In a virtual press conference, Geir Pedersen reaffirmed his call for a nationwide cease-fire in Syria and said the situation in the northwestern Idlib region has been "relatively calm" for over a year.
Responding to a question on possible international support to Turkey in hosting Syrian migrants, Pedersen hailed the country's efforts.
"We all appreciate and understand the importance of Turkey when it comes to hosting Syrian refugees, and I know that the U.N. family has expressed its appreciation to Turkey for what it is doing," he said.
Pedersen said that at the end of this month, there will be a conference on humanitarian aid to Syria in Brussels, adding it would discuss aid to migrants in Turkey.
Syrians are marking 10 years since peaceful protests against Bashar Assad’s regime erupted in March 2011, touching off a popular uprising that quickly turned into a full-blown civil war.
Despite a decade of fighting and a broken country, Assad remains firmly in power. Syria is economically devastated and divided into several parts.
The conflict has killed around half a million people and displaced half of Syria’s pre-war population of 23 million, including more than 5 million who are refugees, mostly in neighboring countries.

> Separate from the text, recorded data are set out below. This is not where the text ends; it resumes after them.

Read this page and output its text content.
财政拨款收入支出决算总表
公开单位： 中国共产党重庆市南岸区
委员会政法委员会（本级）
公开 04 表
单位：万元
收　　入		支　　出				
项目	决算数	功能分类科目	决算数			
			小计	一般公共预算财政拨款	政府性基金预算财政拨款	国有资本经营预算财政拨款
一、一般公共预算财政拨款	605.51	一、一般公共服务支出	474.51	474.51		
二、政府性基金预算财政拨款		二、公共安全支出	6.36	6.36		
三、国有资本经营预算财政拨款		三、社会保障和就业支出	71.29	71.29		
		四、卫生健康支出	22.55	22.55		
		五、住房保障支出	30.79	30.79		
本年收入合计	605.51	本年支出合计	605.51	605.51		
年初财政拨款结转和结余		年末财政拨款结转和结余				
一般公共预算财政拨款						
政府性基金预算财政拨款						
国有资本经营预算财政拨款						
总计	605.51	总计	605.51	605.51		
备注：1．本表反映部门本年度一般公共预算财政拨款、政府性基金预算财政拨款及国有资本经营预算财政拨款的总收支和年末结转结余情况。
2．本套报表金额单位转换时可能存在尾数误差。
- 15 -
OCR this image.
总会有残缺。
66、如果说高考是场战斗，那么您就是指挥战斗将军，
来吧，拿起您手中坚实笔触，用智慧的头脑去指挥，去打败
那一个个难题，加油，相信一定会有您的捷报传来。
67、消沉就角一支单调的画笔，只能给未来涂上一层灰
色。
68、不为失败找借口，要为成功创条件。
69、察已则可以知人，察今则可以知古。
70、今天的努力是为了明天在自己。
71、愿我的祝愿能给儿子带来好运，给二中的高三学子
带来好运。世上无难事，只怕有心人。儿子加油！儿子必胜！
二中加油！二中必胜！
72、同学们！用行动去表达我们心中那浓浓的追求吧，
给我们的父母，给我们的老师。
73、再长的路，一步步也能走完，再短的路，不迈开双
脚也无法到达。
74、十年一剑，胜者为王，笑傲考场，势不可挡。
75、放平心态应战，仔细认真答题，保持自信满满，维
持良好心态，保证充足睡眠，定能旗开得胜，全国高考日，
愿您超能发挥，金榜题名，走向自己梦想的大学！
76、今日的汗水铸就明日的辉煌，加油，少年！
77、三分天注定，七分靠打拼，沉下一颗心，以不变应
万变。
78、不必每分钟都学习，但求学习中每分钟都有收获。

Nearly 4 million Syrians are living in neighboring Turkey, more than any other country in the world.
In an opinion piece titled "The West should help Turkey end Syria's Civil War" penned for Bloomberg to mark the 10th anniversary of the Syrian civil war, President Recep Tayyip Erdoğan on Monday stated that reestablishing peace and stability in Syria depends on Western support to Ankara.
Syria is a "living nightmare" where about half the children have never lived a day without war, U.N. Secretary-General Antonio Guterres also said last week to mark the 10th anniversary of the conflict. A record 12.4 million Syrians – nearly 60% of the population – are now food insecure, the U.N. World Food Programme recently reported. Although Turkish institutions, the U.N. and international humanitarian organizations continue their efforts to provide humanitarian aid, there are still thousands more who need urgent assistance from the international community.
The head of one of the major Turkish aid agencies met Monday with Syrian children living in Istanbul.
Kerem Kınık, head of the Turkish Red Crescent (Kızılay), visited the children in their classroom at the Sancaktepe Community Center.
Kınık also played and sang songs with the children during his brief visit.
"Today, we can talk about more than 1 million babies born outside their homes as refugees, born and raised without seeing their country," he said, speaking to reporters.
"Unfortunately, we see that despite all efforts, the international system has not been able to establish peace, and unfortunately, there is still no light at the end of the tunnel," he added.
According to Kınık, the Syrian crisis should be reviewed by focusing on the establishment of peace with policies on protecting people, human rights and dignity.
Kızılay has been working for 10 years to help meet the needs of the Syrian people.